UK economy faces prospect of 'lost decade'


A FORMER Bank of England interest rate-setter has warned that Britain is in danger of sliding into a 1990s-style Japanese ‘lost decade’.
Although recent data suggests we are moving away mercifully from a 1930s-style Great Depression instead, Sushil Wadhwani’s comments takes the icing off that particular cake.
 
If his scenario was correct, the British economy would suffer from a very extended period of stagnation or tepid growth.
 
Rather than any Apocalypse Now initially brought on by the banking collapse, it would be economic enervation through a decade.
 
When the Japanese asset bubble burst in 1990 it did not lead to an economic implosion in that country or social disorder.
 
Instead, there was just a succession of new political administrations and fiscal and monetary adjustments by the authorities that failed to stimulate the country for more than a decade.
 
That included Japan’s central bank cutting interest rates to virtually zero at one stage to try and stimulate a supine economy.
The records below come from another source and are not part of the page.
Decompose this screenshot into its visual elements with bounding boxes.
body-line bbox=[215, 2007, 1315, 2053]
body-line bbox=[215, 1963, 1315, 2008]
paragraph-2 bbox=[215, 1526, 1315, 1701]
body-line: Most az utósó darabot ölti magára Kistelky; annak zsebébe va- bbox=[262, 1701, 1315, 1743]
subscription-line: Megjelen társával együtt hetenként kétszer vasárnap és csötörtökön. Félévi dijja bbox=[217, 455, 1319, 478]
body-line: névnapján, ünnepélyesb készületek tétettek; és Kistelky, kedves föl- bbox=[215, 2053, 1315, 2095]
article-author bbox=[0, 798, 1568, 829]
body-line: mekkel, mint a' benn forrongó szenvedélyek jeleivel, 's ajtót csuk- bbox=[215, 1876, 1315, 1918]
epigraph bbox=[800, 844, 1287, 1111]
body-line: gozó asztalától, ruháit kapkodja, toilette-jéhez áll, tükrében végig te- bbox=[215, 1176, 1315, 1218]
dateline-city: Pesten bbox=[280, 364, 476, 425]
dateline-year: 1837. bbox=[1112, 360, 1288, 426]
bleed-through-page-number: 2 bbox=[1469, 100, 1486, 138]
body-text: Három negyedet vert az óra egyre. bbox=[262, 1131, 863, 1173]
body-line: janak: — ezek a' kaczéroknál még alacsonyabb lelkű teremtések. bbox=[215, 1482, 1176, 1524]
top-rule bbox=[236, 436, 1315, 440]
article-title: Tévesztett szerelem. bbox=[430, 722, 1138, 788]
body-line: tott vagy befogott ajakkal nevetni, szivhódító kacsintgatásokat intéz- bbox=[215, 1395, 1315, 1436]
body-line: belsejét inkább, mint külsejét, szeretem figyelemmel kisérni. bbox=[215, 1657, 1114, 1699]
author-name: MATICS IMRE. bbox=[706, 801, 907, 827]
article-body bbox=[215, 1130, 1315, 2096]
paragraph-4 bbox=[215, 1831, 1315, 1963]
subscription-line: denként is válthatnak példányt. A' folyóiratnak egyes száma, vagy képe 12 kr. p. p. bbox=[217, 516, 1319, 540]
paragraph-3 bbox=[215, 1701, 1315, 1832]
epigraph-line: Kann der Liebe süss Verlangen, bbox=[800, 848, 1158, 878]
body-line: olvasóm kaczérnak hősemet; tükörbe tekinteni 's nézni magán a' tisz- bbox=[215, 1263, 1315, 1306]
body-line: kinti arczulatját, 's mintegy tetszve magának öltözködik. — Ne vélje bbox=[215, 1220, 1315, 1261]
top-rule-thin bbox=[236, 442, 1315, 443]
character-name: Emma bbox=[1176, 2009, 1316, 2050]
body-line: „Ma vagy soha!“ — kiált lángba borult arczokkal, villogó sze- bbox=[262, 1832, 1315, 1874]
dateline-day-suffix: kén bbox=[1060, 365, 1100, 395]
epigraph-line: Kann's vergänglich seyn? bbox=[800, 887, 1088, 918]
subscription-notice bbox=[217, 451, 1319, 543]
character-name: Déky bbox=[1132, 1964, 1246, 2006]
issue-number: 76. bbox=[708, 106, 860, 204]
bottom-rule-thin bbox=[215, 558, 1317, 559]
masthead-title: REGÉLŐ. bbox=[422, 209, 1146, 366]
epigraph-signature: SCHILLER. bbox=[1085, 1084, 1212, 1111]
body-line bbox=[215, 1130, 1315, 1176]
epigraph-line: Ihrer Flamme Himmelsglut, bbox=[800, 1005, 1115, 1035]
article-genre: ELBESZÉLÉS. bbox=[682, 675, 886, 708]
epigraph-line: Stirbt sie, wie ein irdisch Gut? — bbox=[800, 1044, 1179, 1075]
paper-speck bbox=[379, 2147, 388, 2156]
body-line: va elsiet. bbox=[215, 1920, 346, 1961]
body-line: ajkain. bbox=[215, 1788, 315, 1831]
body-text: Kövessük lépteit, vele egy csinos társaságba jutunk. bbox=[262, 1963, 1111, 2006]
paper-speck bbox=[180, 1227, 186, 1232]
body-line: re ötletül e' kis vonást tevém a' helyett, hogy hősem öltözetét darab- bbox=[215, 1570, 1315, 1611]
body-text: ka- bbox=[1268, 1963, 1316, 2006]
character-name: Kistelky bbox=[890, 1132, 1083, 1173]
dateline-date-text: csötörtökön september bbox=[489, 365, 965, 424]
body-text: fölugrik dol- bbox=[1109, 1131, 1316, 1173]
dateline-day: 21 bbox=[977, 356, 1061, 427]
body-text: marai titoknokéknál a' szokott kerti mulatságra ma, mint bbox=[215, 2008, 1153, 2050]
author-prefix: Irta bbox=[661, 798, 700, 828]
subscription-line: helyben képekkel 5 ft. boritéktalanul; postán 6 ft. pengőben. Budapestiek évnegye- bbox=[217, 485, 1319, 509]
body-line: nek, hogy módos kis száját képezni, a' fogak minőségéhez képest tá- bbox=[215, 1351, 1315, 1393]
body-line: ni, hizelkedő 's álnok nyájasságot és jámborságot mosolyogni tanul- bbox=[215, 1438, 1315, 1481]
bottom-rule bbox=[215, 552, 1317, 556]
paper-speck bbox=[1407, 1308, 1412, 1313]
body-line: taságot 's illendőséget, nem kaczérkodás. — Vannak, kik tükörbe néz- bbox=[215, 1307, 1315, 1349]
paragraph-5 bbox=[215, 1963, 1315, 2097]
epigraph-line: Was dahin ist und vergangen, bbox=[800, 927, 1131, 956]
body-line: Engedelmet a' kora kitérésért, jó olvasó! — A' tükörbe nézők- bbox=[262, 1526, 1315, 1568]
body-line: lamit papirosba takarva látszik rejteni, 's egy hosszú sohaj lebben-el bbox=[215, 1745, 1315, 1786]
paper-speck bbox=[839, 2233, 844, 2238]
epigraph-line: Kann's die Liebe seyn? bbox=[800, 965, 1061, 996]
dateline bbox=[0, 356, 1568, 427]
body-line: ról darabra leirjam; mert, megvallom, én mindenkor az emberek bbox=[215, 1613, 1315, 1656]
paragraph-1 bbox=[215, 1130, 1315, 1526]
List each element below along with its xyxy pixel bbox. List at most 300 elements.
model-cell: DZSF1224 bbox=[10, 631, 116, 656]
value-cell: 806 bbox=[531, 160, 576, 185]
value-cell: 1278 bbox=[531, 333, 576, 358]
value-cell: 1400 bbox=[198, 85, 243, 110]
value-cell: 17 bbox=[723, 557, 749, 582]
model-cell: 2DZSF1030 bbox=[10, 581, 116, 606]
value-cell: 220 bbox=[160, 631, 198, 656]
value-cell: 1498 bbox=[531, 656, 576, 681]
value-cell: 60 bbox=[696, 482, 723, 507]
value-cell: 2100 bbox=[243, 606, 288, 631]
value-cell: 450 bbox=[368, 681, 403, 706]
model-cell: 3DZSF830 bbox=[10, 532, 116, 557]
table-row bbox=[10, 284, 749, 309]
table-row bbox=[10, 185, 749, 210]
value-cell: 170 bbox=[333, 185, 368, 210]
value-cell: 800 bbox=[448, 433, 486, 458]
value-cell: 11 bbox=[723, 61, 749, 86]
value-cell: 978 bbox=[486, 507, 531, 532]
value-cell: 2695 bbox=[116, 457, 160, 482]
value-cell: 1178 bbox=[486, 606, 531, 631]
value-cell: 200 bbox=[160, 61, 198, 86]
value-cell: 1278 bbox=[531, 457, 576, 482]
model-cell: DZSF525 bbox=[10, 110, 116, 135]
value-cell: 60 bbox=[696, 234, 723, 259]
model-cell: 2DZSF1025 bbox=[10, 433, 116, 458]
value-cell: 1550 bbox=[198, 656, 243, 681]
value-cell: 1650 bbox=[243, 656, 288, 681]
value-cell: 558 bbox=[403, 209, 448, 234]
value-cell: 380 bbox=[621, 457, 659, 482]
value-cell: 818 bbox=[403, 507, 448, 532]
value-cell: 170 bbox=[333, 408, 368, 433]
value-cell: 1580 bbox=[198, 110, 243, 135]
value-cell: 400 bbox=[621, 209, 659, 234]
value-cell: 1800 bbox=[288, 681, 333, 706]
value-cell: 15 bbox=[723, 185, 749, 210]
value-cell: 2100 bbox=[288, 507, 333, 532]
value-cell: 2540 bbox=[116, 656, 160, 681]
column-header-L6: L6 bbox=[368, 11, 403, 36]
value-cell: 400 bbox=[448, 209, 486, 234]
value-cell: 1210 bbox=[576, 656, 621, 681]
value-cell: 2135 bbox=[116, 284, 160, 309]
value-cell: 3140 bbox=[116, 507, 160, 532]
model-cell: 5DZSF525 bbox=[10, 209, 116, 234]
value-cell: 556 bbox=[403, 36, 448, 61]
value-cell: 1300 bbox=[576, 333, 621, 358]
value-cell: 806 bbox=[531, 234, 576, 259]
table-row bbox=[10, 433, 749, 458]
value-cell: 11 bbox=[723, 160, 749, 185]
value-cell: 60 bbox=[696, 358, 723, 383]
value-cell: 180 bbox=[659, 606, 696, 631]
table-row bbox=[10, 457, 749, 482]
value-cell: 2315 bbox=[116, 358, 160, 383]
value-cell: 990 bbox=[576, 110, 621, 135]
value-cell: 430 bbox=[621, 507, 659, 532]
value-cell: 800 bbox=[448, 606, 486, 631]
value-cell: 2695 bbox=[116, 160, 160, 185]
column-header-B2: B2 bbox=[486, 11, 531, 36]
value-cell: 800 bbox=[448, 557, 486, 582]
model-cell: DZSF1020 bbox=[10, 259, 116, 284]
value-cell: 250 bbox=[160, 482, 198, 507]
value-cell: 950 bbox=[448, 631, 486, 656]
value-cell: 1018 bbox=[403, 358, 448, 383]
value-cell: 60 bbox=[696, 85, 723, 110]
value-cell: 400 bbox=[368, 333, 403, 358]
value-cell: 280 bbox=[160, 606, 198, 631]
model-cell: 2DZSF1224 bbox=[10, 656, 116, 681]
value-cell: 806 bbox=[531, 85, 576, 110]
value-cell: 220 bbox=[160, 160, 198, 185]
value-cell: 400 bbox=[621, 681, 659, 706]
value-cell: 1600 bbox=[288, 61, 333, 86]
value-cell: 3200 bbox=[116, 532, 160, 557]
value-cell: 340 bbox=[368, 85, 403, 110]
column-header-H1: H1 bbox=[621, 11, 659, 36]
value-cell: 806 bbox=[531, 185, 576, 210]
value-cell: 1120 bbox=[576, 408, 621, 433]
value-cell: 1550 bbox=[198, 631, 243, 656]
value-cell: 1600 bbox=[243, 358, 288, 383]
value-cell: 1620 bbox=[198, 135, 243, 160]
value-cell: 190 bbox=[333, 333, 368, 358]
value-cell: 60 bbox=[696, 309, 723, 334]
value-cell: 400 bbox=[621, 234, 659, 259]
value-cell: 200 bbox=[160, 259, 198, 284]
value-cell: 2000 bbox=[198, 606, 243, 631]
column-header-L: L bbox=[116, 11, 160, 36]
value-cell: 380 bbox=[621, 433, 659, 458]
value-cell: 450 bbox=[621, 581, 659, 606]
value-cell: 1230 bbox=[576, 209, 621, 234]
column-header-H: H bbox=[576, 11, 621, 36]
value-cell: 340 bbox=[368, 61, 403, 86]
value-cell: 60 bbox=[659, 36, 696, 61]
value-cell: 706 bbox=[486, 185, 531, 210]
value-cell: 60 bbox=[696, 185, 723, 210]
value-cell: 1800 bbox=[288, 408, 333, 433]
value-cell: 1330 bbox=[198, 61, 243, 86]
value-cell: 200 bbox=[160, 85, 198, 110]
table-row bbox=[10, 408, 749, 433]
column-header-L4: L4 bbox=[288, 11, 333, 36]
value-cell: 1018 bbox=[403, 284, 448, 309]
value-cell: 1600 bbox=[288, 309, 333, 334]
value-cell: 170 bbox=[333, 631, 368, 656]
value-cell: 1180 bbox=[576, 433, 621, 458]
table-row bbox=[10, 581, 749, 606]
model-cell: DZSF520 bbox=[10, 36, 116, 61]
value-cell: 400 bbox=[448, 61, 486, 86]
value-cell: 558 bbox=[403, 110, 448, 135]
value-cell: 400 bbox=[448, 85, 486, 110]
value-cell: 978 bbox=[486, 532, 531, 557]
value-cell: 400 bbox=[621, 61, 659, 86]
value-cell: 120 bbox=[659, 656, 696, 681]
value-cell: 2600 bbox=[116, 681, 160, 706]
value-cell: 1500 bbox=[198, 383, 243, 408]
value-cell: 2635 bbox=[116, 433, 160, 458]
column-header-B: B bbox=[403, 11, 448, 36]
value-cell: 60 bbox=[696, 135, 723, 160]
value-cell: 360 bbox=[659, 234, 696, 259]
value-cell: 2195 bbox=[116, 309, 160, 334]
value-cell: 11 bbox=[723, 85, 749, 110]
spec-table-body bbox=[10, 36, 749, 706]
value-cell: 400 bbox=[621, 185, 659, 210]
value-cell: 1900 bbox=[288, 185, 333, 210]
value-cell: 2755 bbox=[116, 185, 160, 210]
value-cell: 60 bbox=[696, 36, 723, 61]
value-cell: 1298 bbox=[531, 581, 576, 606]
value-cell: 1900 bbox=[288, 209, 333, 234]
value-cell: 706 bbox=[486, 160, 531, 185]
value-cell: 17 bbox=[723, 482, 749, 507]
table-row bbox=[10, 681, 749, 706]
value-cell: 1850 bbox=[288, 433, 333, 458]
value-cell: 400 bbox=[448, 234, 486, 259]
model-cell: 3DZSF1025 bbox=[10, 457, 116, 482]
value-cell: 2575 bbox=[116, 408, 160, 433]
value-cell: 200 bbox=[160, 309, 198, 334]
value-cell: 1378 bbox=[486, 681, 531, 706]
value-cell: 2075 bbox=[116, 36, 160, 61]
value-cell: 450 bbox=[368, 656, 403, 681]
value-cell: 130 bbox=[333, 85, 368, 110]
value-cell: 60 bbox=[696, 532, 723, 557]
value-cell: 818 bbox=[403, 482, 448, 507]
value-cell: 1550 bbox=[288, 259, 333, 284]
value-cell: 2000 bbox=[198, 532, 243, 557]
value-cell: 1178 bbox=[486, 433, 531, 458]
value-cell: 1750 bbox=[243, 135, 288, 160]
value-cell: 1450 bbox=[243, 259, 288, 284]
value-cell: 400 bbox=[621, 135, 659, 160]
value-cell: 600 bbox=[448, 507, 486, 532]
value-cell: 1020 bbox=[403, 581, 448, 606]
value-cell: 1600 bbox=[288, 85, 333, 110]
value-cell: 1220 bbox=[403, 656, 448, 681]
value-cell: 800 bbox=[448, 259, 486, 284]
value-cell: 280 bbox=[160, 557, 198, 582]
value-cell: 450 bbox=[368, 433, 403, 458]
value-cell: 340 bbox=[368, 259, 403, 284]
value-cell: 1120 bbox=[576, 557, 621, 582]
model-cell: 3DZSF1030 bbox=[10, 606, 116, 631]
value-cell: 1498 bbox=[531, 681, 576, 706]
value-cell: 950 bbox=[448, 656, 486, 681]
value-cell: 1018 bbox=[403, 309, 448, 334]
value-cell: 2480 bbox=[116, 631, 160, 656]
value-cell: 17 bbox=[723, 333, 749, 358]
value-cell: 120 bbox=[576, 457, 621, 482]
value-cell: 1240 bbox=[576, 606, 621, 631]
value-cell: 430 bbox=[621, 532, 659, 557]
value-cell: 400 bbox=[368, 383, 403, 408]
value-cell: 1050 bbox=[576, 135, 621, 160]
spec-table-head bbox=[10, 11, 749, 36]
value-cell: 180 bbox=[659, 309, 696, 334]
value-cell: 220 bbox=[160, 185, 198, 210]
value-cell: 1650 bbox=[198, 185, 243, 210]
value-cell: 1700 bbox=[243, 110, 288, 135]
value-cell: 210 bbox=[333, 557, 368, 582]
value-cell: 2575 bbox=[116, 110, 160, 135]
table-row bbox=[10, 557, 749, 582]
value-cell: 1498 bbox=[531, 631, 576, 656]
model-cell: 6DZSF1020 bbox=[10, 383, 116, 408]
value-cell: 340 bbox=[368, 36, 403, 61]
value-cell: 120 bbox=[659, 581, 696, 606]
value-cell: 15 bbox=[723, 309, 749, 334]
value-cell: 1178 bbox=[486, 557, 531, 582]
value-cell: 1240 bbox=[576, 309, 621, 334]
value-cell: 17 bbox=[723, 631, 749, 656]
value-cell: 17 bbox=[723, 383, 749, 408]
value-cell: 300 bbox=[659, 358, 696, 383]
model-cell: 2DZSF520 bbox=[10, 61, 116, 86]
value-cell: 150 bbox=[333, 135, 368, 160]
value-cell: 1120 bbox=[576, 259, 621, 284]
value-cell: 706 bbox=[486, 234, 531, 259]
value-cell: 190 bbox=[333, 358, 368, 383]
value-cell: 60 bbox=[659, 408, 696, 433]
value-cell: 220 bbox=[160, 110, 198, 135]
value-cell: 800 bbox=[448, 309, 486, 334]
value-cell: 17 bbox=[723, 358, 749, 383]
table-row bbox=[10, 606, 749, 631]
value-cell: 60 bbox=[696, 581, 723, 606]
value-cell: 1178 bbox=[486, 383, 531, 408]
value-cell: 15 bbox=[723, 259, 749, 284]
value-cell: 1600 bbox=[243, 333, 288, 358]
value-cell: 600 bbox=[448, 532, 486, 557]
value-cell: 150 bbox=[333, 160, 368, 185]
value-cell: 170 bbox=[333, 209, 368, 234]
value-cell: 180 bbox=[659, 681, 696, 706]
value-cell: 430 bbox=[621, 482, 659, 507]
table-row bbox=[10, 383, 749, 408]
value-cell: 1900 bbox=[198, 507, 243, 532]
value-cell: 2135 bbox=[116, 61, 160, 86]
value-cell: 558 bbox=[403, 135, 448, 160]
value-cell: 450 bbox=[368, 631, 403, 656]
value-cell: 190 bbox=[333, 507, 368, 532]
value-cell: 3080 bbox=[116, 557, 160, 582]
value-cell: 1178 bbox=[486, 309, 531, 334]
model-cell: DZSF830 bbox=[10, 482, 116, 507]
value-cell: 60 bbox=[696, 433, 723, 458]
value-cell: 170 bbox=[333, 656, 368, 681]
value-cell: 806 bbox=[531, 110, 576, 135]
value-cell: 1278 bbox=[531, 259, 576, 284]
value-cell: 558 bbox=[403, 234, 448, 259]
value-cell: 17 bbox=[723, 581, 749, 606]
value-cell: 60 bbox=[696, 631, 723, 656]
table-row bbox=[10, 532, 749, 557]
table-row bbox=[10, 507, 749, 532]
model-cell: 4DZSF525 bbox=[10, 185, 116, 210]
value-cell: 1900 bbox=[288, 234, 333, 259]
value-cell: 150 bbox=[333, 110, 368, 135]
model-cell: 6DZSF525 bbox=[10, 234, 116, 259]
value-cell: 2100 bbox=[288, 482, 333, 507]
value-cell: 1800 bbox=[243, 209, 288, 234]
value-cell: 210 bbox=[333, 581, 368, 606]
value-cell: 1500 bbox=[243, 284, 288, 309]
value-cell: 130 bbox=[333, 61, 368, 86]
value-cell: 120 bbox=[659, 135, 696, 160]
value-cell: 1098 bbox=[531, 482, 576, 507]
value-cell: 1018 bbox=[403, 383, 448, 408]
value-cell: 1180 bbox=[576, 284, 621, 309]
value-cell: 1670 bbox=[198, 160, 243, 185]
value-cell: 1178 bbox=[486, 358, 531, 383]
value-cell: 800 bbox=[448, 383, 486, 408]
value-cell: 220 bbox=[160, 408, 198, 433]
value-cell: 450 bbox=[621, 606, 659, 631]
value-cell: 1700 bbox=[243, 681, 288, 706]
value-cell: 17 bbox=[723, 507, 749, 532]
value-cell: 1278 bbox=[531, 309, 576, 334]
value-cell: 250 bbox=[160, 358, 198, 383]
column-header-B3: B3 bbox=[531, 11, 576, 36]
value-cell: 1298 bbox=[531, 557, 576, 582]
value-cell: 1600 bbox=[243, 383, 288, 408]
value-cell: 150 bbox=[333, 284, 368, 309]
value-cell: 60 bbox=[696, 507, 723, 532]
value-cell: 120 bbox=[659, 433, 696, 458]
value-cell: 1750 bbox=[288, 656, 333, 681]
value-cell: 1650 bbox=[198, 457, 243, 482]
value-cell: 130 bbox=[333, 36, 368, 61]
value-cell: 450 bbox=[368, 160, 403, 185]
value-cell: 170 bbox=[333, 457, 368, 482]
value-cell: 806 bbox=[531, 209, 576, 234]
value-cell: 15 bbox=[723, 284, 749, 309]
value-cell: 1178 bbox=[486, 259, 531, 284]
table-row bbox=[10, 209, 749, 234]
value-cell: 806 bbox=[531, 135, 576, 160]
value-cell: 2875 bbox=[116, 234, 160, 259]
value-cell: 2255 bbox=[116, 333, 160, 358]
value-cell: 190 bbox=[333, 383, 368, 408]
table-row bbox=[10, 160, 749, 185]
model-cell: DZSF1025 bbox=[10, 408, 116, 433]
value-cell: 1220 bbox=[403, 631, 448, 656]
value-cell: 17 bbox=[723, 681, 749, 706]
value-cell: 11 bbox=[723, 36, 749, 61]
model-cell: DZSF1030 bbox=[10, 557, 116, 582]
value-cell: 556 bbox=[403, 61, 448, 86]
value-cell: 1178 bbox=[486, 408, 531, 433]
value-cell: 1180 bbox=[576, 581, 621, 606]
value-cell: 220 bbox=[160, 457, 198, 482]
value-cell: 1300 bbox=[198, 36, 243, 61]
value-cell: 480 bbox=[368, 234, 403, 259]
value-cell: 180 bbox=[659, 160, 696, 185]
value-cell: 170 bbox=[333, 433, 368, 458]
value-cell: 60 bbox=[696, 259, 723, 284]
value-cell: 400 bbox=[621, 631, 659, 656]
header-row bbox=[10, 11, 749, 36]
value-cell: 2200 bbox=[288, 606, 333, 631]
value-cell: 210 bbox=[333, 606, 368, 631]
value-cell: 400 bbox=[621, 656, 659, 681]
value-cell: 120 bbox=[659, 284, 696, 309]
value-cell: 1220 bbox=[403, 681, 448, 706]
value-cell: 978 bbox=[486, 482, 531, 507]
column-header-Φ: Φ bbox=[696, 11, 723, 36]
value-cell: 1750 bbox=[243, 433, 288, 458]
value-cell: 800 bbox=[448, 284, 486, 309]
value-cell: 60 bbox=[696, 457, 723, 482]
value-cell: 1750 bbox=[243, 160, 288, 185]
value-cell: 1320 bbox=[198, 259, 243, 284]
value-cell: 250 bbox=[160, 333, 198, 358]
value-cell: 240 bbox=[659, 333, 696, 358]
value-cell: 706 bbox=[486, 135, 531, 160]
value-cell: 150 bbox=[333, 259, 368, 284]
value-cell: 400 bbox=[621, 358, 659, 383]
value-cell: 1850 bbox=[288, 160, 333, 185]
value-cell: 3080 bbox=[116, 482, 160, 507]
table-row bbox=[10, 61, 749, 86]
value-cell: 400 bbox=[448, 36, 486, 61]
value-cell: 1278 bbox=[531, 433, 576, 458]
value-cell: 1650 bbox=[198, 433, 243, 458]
Even that didn’t work.
 
>To show the similarity with Britain, our interest rates are currently at just 0.5 per cent.
 
Even now, with the worst of the 1990s stagnation behind it, the Nikkei index of the Japanese stock market is at just about 10,400 compared with a high tide mark of 39,000 in 1989.
 
Admittedly, the Japanese government did not do anything as radical as pump £175m into the economy by buying up bonds and risky assets as our own Bank of England has just done.
 
But former Monetary Policy Committee member Wadhwani’s worry is that after a brief bounce next year, Britain could relapse again. Perhaps not into a new recession, but to just limp growth that will make the average man in the street wonder what precisely what the difference is between recession and virtual stagnation.
 
Most economists believe the current climate of low interest rates here could give way to higher rates in the second half of 2010 _ perhaps blighting in the bud any tentative economic recovery in the first half of next year
 
Also, Wadhwani says, temporary boosts like businesses restocking and the VAT stimulus (did anyone really notice the latter?) will give way to the down cycle again.
 
And if deflation raises its head that could deter both consumer and business spending.
 
It is a bleak scenario. And one unlikely to give much satisfaction that we could all feel worse off by a process of vague attenuation over a decade rather than through some much more extreme, but transient, downturn lasting a few years, typified by the mid-1970s and early-1980s recessions.